«Ils sont venus chercher Chlosberg», titrent les médias russes et les réseaux sociaux. Une nouvelle qui a bouleversé autant les partisans que les détracteurs de l'opposant russe Lev Chlosberg, originaire de Pskov, dans le nord-ouest de la Russie, à la frontière avec l'Estonie. Chlosberg compte de nombreux amis. Y compris certains qui, au fil de la guerre en Ukraine, sont devenus ses adversaires.
On ne partageait pas toujours ses opinions, mais on ne pouvait que le respecter, écrivent ses compagnons de route, consternés de voir que Lev Chlosberg, 61 ans, se retrouve lui aussi dans le box sécurisé du tribunal de sa ville natale. Mercredi, après une brève audience à huis clos, il a été placé en résidence surveillée pour deux mois, accusé de «discréditer l'armée russe». Cet historien risque jusqu'à cinq ans de prison.
Chlosberg fait partie des tout derniers opposants restés en Russie après l'invasion de l'Ukraine, tout en continuant à critiquer publiquement le régime. Et ce, malgré les perquisitions, les interrogatoires et les sanctions. Ce politicien local s'était fait connaître en 2014 pour avoir rendu publics les enterrements de soldats russes morts en Ukraine — à une époque où le président, Vladimir Poutine, affirmait que son armée ne combattait pas dans ce pays. Chlosberg avait alors été passé à tabac et déchu de son mandat.
Depuis 1995, il est membre du parti d'opposition Iabloko, le seul dans le pays à ne pas seulement faire semblant de critiquer le Kremlin, mais à dénoncer régulièrement l'action de l'Etat, même si sa portée politique est aujourd'hui quasi nulle. En 2023, le régime l'a désigné comme «agent de l'étranger». En 2024, deux amendes administratives lui ont été infligées pour «discréditation de l'armée russe».
Certains ont écrit que Chlosberg avait fini par céder, qu'il marchait désormais main dans la main avec le régime — parce qu'il n'est tout simplement pas possible de faire autrement quand on choisit de rester dans le pays.

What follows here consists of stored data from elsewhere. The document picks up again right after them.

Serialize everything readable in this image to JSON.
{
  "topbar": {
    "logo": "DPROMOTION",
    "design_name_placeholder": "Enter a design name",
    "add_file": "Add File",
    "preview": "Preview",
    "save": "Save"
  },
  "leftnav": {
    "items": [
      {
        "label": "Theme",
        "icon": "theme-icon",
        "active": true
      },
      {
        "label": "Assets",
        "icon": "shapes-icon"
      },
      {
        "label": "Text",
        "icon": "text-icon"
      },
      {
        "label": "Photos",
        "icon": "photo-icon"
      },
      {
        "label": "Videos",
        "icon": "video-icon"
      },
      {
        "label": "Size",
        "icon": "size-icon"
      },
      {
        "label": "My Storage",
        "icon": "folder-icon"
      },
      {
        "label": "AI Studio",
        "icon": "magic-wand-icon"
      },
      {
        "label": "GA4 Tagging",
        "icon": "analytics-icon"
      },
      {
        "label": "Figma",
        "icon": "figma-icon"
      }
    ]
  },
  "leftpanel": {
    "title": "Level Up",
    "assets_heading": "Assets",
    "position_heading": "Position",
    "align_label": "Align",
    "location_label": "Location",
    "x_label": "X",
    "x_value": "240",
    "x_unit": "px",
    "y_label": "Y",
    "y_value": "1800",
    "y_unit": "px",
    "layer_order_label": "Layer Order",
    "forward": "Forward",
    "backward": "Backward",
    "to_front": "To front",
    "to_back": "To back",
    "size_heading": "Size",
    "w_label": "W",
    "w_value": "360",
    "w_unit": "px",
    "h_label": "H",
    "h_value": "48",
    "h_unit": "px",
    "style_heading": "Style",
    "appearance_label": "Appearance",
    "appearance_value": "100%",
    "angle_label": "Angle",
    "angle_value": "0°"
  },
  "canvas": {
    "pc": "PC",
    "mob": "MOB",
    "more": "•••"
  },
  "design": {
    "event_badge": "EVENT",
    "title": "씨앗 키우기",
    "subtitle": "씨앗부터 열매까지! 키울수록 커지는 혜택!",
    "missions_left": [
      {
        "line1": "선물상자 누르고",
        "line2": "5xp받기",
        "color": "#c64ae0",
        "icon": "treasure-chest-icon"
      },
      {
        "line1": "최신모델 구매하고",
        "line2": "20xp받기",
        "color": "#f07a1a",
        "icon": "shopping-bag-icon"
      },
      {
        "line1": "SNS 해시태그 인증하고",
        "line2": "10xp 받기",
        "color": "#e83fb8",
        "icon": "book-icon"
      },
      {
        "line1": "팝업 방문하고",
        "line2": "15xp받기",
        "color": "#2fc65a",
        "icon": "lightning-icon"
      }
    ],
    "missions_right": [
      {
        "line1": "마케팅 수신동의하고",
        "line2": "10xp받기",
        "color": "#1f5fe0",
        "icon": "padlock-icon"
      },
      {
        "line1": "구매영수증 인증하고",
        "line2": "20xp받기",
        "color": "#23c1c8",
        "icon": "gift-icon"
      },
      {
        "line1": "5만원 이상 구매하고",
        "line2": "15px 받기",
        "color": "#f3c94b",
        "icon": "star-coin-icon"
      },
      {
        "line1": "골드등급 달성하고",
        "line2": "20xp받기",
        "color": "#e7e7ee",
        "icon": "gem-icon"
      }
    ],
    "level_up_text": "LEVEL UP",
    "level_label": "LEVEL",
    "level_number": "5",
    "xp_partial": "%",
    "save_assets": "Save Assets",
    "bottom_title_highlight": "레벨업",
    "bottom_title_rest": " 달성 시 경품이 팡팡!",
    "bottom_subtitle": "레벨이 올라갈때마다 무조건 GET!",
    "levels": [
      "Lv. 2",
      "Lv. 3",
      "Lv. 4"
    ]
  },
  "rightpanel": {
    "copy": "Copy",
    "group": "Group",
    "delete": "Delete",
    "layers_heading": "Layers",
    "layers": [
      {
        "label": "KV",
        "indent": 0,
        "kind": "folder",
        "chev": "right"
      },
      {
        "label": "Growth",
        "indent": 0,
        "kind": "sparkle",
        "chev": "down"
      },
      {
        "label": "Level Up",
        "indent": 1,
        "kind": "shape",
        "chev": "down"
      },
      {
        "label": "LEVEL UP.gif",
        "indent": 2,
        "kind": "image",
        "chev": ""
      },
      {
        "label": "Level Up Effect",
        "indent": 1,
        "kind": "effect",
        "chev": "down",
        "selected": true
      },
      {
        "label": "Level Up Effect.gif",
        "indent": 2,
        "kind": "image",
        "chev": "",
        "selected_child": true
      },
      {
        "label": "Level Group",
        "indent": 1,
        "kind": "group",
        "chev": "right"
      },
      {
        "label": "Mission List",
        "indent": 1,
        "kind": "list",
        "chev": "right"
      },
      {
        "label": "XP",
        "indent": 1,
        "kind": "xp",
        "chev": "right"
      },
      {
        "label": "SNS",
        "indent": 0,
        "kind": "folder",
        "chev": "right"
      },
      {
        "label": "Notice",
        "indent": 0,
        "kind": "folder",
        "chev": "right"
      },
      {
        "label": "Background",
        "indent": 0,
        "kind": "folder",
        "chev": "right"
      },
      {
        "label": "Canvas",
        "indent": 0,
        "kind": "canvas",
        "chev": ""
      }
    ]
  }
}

Lui a toujours affirmé qu'il ne souhaitait rien de mauvais à son propre pays et qu'il voulait, avant tout, que les combats prennent fin au plus vite:
D'après les autorités russes, les déclarations de Chlosberg relèveraient de la «discréditation de l'armée». Cette interprétation s'appuie notamment sur un débat diffusé sur Youtube, au cours duquel Chlosberg a de nouveau affirmé qu'il fallait instaurer un cessez-le-feu le plus rapidement possible, estimant que l'Ukraine ne pourrait pas gagner cette guerre.
Cette discussion, tenue avec l'historien russe en exil Yuri Pivovarov, aurait selon toute vraisemblance conduit à son arrestation. Lorsqu'on lui a demandé qui portait la responsabilité du conflit, Chlosberg a évité de répondre clairement, avançant que la guerre trouvait son origine dans les conséquences de «l'effondrement incontrôlé de l'Union soviétique». Quelqu'un a ensuite partagé la vidéo sur le réseau social russe Odnoklassniki.
En Russie, la résidence surveillée est souvent considérée comme une invitation implicite à quitter rapidement le pays pour ceux qui expriment leur désaccord. Toutefois, Chlosberg ne semble pas prêt à répondre à cette «invitation». Il affirme à plusieurs reprises être un patriote et vouloir rester sur le sol russe.